Keir Starmer accused Conservatives of having a “blind spot” on LGBT+ issues, including the conversion therapy ban delay, after several government advisers resigned over Tory “hostilities” towards LGBT+ people.
Three members of the government’s LGBT Advisory Panel has quit in the last two days, saying the government created a “hostile environment” for LGBT+ people and that ministers are ignorant or uncaring of issues affecting the community.
“The lack of engagement … coupled with the rhetoric used in ministerial statements, leaves me with no confidence that the UK government wishes to protect the existing quality of life and human rights of LGBT+ people,” wrote adviser James Morton in a damning resignation letter.
Starmer addressed the growing scandal at a Labour campaign launch on Thursday (11 March), where he pointed to “pattern of behaviour” from Boris Johnson’s administration.
“The government has clearly got a blind spot here,” he said. “It’s got a problem and the prime minister needs to address it, not least because it’s a pattern of behaviour.”
MP Marsha de Cordova, Labour’s shadow equalities secretary, added her voice to the mounting criticism.
“To lose one advisor could be regarded as misfortune, but three is a clear statement that this Government does not understand, let alone care about, inequalities or the great harm that is being faced by LGBT+ people,” she said in a statement.
“The prime minister must act now to address these escalating issues.
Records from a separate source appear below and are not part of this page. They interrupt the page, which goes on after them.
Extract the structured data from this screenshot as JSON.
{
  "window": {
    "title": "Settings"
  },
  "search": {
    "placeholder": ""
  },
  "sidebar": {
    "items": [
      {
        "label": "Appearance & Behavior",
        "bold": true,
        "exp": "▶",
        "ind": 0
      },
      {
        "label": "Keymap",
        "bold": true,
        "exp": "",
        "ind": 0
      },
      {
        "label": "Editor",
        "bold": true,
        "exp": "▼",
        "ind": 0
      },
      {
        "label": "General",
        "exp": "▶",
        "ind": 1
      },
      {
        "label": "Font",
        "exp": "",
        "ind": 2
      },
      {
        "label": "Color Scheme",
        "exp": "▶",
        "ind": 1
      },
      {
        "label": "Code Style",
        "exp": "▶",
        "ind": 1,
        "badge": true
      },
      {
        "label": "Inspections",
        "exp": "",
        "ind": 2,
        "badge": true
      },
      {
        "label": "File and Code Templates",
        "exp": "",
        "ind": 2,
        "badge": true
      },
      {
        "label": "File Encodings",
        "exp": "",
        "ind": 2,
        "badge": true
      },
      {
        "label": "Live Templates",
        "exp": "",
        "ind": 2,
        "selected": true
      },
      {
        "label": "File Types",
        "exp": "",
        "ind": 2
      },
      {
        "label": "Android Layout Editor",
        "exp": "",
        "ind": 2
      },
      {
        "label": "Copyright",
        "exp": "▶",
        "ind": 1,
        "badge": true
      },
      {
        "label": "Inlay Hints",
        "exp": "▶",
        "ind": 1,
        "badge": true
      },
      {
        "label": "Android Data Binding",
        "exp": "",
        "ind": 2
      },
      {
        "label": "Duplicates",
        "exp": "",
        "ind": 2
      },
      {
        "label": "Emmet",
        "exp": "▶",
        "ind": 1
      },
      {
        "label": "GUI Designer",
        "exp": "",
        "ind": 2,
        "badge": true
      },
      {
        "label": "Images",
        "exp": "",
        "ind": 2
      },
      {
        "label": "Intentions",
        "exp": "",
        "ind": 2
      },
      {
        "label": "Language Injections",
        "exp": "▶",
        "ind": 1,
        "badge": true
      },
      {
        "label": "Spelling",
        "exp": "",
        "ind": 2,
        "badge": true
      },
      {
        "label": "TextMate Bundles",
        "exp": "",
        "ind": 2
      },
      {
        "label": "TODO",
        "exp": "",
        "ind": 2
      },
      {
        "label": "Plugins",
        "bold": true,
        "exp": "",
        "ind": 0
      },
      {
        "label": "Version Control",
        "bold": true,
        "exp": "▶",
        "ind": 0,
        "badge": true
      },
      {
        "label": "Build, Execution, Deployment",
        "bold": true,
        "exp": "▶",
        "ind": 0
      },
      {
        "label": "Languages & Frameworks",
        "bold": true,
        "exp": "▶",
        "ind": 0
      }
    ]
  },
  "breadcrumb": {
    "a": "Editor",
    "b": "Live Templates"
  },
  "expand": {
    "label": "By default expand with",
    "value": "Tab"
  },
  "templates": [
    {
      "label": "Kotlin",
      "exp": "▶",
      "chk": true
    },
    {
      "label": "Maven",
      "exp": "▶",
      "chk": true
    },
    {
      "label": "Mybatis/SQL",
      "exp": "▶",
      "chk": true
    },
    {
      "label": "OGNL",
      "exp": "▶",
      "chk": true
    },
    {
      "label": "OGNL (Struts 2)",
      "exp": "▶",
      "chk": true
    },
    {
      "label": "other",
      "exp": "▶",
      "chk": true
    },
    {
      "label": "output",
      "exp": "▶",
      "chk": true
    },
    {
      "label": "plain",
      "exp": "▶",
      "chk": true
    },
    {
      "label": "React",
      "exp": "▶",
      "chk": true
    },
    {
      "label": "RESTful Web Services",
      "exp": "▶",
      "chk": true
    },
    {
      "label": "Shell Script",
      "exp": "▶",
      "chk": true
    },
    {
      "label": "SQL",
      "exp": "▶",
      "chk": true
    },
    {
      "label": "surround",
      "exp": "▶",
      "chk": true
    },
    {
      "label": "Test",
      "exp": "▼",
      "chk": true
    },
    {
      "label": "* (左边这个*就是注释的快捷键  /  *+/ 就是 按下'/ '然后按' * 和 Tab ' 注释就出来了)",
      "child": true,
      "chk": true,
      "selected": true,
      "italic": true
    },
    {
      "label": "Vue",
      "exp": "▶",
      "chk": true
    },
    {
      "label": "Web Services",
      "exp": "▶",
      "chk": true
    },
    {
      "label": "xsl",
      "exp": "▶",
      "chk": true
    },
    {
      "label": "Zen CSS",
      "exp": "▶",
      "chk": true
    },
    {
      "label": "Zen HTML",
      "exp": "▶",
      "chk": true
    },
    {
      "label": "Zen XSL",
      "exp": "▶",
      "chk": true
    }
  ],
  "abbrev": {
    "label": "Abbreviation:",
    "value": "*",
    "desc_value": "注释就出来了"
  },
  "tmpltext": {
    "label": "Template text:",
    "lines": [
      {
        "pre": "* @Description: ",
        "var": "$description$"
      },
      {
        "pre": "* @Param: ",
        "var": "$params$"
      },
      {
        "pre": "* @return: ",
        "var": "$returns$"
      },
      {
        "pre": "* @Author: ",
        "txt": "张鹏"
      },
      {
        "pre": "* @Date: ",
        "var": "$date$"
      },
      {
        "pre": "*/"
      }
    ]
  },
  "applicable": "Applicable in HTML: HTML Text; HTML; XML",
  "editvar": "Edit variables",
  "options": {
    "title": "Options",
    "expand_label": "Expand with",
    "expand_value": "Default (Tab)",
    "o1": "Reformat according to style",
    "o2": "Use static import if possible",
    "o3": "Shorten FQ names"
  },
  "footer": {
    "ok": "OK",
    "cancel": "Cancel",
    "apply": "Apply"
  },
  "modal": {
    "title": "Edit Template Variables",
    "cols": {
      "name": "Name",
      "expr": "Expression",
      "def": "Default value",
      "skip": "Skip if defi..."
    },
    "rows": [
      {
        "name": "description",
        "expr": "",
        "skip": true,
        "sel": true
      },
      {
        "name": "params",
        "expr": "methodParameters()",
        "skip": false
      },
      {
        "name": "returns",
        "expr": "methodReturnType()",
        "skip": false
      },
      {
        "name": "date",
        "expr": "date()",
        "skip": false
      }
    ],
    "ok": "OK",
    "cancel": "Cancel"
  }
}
Further inaction is simply not acceptable.”
The catalyst for complaints was the government’s apparent reluctance to legislate against conversion therapy, highlighted in Monday’s (8 March) parliament debate, almost 1,000 days since the Tories first pledged to “eradicate” the torturous practice.
Keir Starmer described so-called conversion therapy as “abhorrent” and stated that Labour would enact a ban “in law”.
“We’re 100 percent against it,” he confirmed.
It marked a clear difference between the government’s oft-stated yet still undelivered pledge to “end” the practice, rather than implementing an outright ban.
Campaigners say only a complete ban will ensure the safety of vulnerable people, who often consent to the therapy without realising the damage it does, while vague promises to “end” it leave openings for religious and spiritual forms of the practise.
Either way the government is still refusing to give a timeline on when any form of conversion therapy legislation is likely to be advanced, almost three years after the issue was first raised in their LGBT+ Action Plan.
Stonewall CEO Nancy Kelley said it was “upsetting” to hear that LGBT+ advisers felt they had to resign in response to the government’s continued lack of action on conversion therapy.
“We stand in solidarity with them and are grateful for all the work they have done to hold the government to account, work that we will all continue to do as we fight for LGBT+ equality,” she said.
“It is appalling that in 2021 our communities are still being subjected to these harmful practices, putting lesbian, gay, bi, trans, queer, intersex and asexual people at risk of lifelong trauma.
“In the last week alone, almost 20,000 people have emailed their MPs and urged the UK government to stop dragging its feet and bring in a full legislative ban of LGBTQIA+ conversion therapy.
“The trust and support of our communities cannot be taken for granted. It has been almost one thousand days since the UK government promised to ban conversion therapy, but actions speak louder than words. We have waited long enough, now is the time for the UK government to act.”